I think Sussan has been doing an amazing job of being leader in the toughest time I can remember in parliament. I don’t think it’s particularly unusual that there are always great challenges at this time.
Updated at 17.27 EST
Ted O’Brien on Insiders this morning
Deputy Liberal leader MP Ted O’Brien will speak to ABC Insiders host David Speers on Sunday morning ahead of what is expected to be another chaotic week in parliament.
This follows early-morning appearances by Liberal senator Anne Ruston and Nationals senator Matt Canavan on Sky News, as well as the Labor health minister, Mark Butler.
We will bring you all the latest as it happens.
Updated at 17.30 EST
Good morning
And welcome to another Sunday morning Guardian Australia live blog.
Australia has declined to join a statement co-signed by the foreign ministers of 11 nations condemning Israel for demolishing the Unrwa headquarters in East Jerusalem in January. Signatories to the statement included the UK, Canada and France, but Australia reportedly refused to join without explanation.
Liberal senator Anne Ruston has suggested the party can still win elections without a coalition agreement with the Nationals before a meeting to determine the fate of David Littleproud’s leadership on Monday. Ahead of what is expected to be a tumultuous week in parliament, Ruston said it was important the federal opposition resolve its internal issues to give the Australian public “certainty”.
I’m Royce Kurmelovs, and I’ll be taking the blog through the day.
With that, let’s get started …
Updated at 17.39 EST
Australia declines to join statement criticising Israel for Unrwa demolition
The Albanese government has declined to sign up to an international statement expressing concern about Israel demolishing an aid agency’s headquarters.

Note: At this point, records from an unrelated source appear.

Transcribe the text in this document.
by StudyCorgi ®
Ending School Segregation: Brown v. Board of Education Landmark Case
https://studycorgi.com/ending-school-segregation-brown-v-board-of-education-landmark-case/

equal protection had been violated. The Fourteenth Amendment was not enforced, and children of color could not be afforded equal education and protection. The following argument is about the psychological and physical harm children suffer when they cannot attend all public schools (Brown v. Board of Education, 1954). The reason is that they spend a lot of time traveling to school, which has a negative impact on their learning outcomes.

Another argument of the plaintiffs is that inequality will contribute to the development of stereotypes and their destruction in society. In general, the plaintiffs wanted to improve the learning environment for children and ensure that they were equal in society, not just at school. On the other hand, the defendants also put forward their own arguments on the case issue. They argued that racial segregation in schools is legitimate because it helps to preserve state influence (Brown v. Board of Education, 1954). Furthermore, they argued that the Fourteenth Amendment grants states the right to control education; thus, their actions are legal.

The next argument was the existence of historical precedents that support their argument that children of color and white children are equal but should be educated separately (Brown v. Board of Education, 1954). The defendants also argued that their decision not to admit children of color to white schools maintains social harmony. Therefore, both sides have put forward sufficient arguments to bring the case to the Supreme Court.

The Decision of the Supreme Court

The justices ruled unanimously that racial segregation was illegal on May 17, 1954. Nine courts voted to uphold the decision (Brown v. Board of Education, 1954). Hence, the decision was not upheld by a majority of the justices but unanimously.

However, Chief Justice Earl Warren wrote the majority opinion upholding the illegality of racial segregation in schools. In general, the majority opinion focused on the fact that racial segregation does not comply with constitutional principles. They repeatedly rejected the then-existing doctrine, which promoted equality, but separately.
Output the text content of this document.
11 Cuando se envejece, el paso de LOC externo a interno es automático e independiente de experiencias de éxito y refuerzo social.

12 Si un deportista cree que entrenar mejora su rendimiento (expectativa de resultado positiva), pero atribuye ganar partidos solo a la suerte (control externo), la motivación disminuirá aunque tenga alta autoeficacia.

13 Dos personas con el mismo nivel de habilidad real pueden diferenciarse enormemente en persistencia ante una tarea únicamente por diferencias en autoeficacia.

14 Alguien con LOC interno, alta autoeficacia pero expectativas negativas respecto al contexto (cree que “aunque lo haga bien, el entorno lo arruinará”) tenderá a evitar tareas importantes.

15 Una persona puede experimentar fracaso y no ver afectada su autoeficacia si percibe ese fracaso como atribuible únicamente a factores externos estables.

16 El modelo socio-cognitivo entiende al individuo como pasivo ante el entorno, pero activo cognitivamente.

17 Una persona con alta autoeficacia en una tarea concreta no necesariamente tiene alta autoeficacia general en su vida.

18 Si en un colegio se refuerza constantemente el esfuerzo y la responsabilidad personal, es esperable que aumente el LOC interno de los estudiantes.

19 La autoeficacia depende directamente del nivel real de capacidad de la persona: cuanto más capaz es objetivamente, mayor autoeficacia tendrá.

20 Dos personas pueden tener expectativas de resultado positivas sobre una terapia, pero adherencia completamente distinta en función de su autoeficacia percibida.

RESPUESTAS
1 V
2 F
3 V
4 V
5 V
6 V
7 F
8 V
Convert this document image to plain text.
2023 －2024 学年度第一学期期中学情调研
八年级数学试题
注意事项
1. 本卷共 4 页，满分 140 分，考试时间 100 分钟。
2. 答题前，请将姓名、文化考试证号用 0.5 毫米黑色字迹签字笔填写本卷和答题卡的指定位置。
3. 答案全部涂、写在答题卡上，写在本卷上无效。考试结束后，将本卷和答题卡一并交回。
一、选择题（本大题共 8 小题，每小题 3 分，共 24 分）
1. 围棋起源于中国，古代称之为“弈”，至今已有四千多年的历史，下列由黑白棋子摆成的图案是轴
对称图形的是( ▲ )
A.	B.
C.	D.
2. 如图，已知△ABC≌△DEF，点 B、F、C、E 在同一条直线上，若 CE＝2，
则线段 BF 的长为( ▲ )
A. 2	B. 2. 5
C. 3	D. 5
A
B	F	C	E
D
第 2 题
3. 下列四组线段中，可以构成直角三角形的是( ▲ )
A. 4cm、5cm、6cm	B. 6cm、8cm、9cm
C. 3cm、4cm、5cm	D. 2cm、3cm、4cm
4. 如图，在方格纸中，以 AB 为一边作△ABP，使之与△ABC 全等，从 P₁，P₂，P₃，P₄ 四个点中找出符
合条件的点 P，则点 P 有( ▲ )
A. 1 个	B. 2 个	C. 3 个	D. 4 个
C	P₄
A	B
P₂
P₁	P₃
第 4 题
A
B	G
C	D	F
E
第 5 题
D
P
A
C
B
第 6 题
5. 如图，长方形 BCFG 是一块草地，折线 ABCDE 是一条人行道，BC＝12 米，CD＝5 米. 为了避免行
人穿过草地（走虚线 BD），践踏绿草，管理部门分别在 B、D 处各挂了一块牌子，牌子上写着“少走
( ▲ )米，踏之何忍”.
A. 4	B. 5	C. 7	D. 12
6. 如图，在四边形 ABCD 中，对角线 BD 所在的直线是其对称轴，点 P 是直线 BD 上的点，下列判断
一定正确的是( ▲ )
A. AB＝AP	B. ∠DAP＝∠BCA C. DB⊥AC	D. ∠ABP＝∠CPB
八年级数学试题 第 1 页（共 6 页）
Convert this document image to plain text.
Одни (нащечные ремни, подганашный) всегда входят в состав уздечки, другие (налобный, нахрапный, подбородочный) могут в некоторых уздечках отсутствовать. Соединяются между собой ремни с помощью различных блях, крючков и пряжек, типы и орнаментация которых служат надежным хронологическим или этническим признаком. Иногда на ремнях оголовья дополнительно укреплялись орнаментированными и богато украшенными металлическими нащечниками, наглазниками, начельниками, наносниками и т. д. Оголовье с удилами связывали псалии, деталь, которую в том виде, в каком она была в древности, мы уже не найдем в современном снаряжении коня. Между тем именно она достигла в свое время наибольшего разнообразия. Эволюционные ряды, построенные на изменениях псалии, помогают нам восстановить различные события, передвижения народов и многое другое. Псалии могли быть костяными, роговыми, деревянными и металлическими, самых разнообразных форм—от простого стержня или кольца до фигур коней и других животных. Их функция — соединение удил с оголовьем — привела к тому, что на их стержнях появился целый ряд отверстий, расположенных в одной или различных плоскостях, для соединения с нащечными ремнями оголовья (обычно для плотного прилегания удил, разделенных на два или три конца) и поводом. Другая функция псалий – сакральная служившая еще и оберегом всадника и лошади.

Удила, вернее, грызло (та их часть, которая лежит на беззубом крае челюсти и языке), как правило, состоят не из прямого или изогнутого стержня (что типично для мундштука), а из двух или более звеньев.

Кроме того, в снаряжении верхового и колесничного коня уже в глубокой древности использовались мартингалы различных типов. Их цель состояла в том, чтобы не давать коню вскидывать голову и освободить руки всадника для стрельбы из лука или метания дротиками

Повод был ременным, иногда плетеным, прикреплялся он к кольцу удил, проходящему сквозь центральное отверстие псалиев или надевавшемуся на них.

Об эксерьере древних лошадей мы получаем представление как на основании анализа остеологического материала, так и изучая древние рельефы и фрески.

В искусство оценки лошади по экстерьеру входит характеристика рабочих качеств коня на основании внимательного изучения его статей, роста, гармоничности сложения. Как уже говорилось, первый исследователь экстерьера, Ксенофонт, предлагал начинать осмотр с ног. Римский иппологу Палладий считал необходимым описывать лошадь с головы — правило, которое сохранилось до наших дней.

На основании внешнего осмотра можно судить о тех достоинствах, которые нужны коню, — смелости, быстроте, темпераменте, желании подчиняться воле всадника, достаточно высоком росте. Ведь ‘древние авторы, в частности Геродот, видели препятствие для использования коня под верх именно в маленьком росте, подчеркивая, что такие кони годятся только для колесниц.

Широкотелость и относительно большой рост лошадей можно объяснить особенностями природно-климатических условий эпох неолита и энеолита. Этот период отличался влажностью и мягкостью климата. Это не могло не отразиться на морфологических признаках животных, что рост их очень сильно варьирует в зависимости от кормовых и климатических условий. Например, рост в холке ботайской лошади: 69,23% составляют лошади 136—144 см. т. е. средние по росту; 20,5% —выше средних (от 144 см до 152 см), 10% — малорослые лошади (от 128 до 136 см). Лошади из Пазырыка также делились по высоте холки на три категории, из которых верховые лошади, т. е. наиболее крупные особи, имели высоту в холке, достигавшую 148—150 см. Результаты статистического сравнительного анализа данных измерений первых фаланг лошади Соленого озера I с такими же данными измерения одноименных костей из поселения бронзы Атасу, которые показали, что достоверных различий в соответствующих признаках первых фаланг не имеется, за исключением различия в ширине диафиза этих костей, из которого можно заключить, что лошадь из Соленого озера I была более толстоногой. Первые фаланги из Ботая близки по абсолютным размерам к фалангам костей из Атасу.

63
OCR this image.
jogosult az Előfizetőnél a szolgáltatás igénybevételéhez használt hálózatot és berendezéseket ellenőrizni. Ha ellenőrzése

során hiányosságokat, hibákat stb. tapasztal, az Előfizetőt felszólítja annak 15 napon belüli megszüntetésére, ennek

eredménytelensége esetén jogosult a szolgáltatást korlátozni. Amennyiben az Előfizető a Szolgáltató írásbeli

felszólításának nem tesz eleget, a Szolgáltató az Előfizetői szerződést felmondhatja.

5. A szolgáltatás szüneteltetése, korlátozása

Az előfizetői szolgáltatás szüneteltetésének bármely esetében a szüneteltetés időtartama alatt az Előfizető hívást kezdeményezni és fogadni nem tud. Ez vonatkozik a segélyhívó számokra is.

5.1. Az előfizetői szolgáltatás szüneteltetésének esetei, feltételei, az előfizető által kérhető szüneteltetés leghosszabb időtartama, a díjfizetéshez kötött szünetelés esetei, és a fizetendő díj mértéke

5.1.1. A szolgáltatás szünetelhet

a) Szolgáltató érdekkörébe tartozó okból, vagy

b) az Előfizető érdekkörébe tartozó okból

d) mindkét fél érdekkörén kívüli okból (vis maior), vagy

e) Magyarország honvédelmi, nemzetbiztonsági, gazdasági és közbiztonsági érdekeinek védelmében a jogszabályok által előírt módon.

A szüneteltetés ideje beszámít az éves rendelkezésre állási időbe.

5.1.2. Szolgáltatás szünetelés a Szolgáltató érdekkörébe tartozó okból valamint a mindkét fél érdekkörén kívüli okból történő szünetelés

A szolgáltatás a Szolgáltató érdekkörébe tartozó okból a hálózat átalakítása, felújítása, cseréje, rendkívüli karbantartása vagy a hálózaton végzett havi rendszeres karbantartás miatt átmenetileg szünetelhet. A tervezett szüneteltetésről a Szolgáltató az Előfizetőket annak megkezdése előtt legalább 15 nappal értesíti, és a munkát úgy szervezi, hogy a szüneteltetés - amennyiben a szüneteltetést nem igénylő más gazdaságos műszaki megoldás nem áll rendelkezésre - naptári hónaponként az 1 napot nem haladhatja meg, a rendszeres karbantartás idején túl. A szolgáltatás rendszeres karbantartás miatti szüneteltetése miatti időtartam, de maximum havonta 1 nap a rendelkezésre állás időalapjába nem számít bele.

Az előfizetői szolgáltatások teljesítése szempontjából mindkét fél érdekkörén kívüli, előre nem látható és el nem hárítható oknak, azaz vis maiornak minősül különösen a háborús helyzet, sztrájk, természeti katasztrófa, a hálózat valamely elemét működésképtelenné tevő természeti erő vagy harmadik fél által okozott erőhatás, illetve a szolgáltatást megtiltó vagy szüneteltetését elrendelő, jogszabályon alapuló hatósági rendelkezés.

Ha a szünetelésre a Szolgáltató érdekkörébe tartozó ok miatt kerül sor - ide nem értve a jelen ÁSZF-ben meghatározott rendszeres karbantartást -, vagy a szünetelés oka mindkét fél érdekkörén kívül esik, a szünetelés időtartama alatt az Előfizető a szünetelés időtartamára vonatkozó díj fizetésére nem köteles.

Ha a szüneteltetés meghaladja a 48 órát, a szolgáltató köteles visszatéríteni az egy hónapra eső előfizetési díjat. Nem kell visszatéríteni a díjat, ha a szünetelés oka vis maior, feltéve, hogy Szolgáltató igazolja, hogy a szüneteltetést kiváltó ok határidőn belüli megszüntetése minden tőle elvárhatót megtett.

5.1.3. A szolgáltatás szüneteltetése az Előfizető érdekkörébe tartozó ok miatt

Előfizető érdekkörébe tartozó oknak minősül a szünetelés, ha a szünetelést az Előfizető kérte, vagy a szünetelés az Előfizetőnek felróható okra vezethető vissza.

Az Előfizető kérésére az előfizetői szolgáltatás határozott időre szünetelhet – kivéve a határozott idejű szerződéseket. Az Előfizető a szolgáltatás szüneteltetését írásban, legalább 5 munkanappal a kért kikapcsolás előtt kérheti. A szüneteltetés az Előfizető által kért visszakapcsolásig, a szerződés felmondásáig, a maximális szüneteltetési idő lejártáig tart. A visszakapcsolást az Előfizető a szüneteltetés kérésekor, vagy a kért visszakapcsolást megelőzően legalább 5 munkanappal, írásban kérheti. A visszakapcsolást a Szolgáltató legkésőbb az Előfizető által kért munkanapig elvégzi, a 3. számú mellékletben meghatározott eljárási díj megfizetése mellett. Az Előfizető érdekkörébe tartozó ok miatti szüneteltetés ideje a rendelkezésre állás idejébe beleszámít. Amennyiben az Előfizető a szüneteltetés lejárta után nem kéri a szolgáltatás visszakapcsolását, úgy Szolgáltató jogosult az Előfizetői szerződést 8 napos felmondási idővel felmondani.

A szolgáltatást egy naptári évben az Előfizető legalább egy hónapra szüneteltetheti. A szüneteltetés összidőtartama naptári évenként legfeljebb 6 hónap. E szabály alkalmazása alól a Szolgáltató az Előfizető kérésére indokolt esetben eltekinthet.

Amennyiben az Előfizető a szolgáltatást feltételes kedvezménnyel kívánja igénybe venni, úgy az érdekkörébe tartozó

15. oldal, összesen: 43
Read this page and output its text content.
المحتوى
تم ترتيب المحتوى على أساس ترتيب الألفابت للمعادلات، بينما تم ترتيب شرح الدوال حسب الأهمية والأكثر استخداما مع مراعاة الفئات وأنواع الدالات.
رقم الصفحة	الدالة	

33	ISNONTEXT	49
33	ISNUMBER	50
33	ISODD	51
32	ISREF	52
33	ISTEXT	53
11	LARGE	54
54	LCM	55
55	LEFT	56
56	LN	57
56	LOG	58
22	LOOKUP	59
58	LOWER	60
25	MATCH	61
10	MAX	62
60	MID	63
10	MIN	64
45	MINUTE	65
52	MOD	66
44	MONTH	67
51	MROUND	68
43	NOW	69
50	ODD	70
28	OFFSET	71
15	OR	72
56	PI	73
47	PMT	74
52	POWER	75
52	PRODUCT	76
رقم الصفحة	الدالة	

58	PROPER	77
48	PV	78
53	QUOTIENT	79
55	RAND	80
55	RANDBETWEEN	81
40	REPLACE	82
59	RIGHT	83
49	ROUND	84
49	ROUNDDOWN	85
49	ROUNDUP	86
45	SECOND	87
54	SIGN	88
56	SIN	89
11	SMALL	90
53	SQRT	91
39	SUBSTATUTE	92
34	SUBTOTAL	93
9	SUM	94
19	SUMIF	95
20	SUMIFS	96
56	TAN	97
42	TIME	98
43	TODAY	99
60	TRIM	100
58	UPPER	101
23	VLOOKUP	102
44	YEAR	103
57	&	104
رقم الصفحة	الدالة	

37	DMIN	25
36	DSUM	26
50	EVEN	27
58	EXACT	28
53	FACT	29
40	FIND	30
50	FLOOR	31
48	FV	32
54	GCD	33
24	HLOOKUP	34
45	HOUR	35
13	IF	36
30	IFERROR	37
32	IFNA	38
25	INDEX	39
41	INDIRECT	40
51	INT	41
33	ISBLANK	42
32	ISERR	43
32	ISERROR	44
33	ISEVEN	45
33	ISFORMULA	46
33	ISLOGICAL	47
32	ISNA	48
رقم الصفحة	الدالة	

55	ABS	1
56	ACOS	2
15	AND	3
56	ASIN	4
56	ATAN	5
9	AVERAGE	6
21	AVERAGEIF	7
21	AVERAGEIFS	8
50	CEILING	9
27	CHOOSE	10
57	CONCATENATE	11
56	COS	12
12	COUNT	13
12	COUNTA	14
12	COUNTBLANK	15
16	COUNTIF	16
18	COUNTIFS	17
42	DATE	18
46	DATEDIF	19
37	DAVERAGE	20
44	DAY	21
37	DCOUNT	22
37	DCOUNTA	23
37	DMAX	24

The foreign ministers of 11 nations, including the UK, Canada and France, strongly condemned Israel for demolishing the East Jerusalem headquarters of the United Nations Relief and Works Agency for Palestine Refugees (Unrwa) in a joint statement issued on 28 January.
It called on Israel “to fully abide by its obligations to facilitate the delivery of humanitarian aid to the Gaza Strip in accordance with international law”, saying current aid levels were inadequate.
Canberra was invited to join the most recent declaration, but declined the offer without an explanation, one diplomatic source told AAP.
Australia has consistently joined other like-minded nations, especially the UK, Canada and France, in issuing public rebukes to Israeli actions during its war in Gaza.
The Israeli government began demolition work on the Unrwa Headquarters on 20 January.
Israel has consistently called for the disbanding of Unrwa before it passed laws preventing it from operating on its territory after it accused workers of participating in the Hamas terrorist attack against it on 7 October 2023.